Reading this, I really wonder how much he has paid attention to libertarian ideas, or political ideas in general. He claims that libertarians (and presumably not statists) “recognize no ‘right to be a hermit’.” In fact, if anybody, it is the Republicans and Democrats who fail to do this. If at all unsure, read section III, part 16 of the libertarian party platform. Now this “party line” version of the right to secession is very extreme, and I don’t agree wholeheartedly with it, but at least it leaves no doubt as to the party’s intentions. In a libertarian society, people would be free to do on their private property whatever they wish, as long as it doesn’t infringe the liberty of other people around them. If someone could live solely off of the resources on his or her property, in the “Robinson Crusoe” sense, he or she would not be obligated to interact with the surrounding society at all, except maybe to pay the small amount of taxes to fund protection of his or her property and freedom from attack by outsiders. The other political parties, however, have an overwhelming impulse to consider every human action, no matter how private, in terms of its impact on the surrounding society. For instance, a person may not grow certain plants or produce certain substances on his or her property, simply because consumption of those increases the risk that he or she will later go and put the lives of others in danger. In this system, there is no space into which individuals or small groups of individuals can retreat, as “hermits,” and act autonomously.

If it seems that libertarians “not only allow interactive society, they positively value it,” this is typically for the following two reasons:

1) They are trying to appease those affiliated with other political parties, whose valuation of interactive society so dominates their policy decisions as to surpass individual freedom in many cases, and some of whom believe that a libertarian form of government could only succeed if everyone restricted all contact with others to impersonal economic transactions on the “free market.”

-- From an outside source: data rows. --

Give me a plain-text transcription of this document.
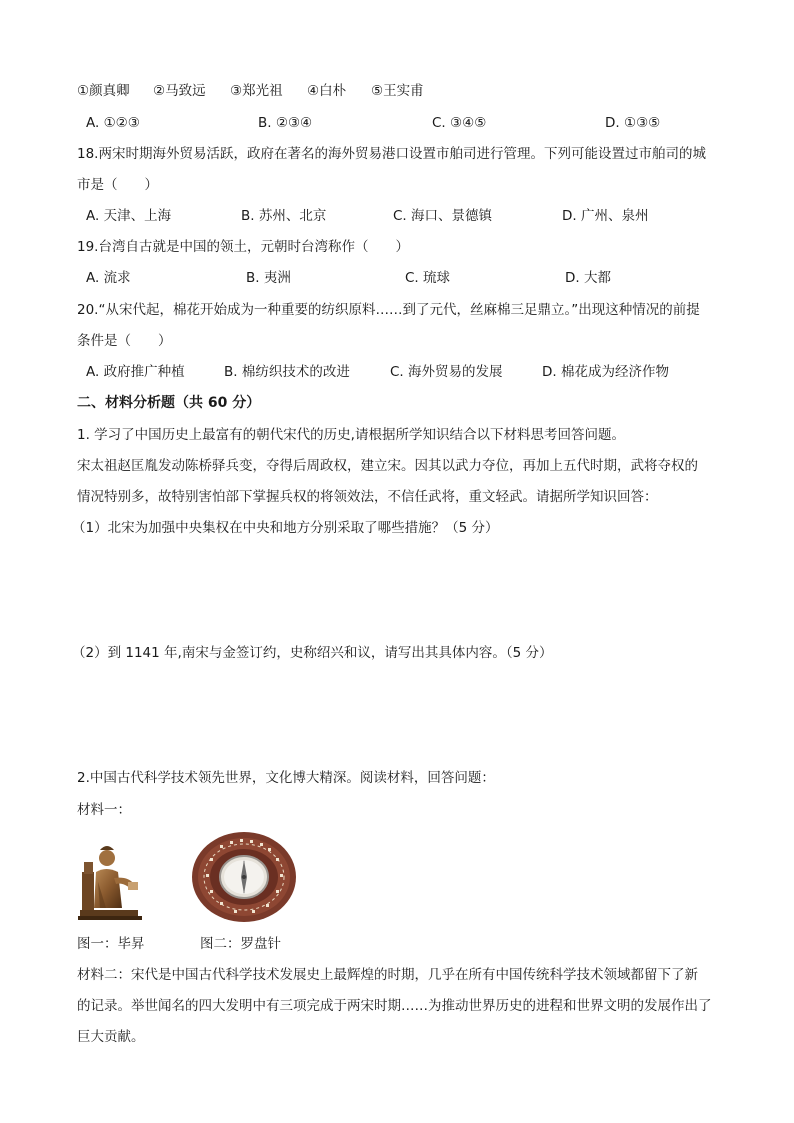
①颜真卿 ②马致远 ③郑光祖 ④白朴 ⑤王实甫
A. ①②③	B. ②③④	C. ③④⑤	D. ①③⑤
18.两宋时期海外贸易活跃，政府在著名的海外贸易港口设置市舶司进行管理。下列可能设置过市舶司的城
市是（　　）
A. 天津、上海	B. 苏州、北京	C. 海口、景德镇	D. 广州、泉州
19.台湾自古就是中国的领土，元朝时台湾称作（　　）
A. 流求	B. 夷洲	C. 琉球	D. 大都
20.“从宋代起，棉花开始成为一种重要的纺织原料……到了元代，丝麻棉三足鼎立。”出现这种情况的前提
条件是（　　）
A. 政府推广种植	B. 棉纺织技术的改进	C. 海外贸易的发展	D. 棉花成为经济作物
二、材料分析题（共 60 分）
1. 学习了中国历史上最富有的朝代宋代的历史,请根据所学知识结合以下材料思考回答问题。
宋太祖赵匡胤发动陈桥驿兵变，夺得后周政权，建立宋。因其以武力夺位，再加上五代时期，武将夺权的
情况特别多，故特别害怕部下掌握兵权的将领效法，不信任武将，重文轻武。请据所学知识回答：
（1）北宋为加强中央集权在中央和地方分别采取了哪些措施？（5 分）
（2）到 1141 年,南宋与金签订约，史称绍兴和议，请写出其具体内容。（5 分）
2.中国古代科学技术领先世界，文化博大精深。阅读材料，回答问题：
材料一：
图一：毕昇	图二：罗盘针
材料二：宋代是中国古代科学技术发展史上最辉煌的时期，几乎在所有中国传统科学技术领域都留下了新
的记录。举世闻名的四大发明中有三项完成于两宋时期……为推动世界历史的进程和世界文明的发展作出了
巨大贡献。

2) Much more importantly, an interactive society is required to attain the standard of living we are currently used to. Bare-bones items such as furniture, plumbing fixtures, and eating utensils, not to mention high-tech ones like appliances and computers, require the work of many people to be made. A society in which everyone lived like Robinson Crusoe would contain nobody who could own all of these items. Libertarians admire freely interactive societies for how they make all these things possible, often without involvement of a central authority, not because they have a moral belief in favor of collectiveness versus isolation. Many others, in contrast, do show moral preferences in favor of certain collective institutions (just listen to any politician and count how many times he uses words like “community”).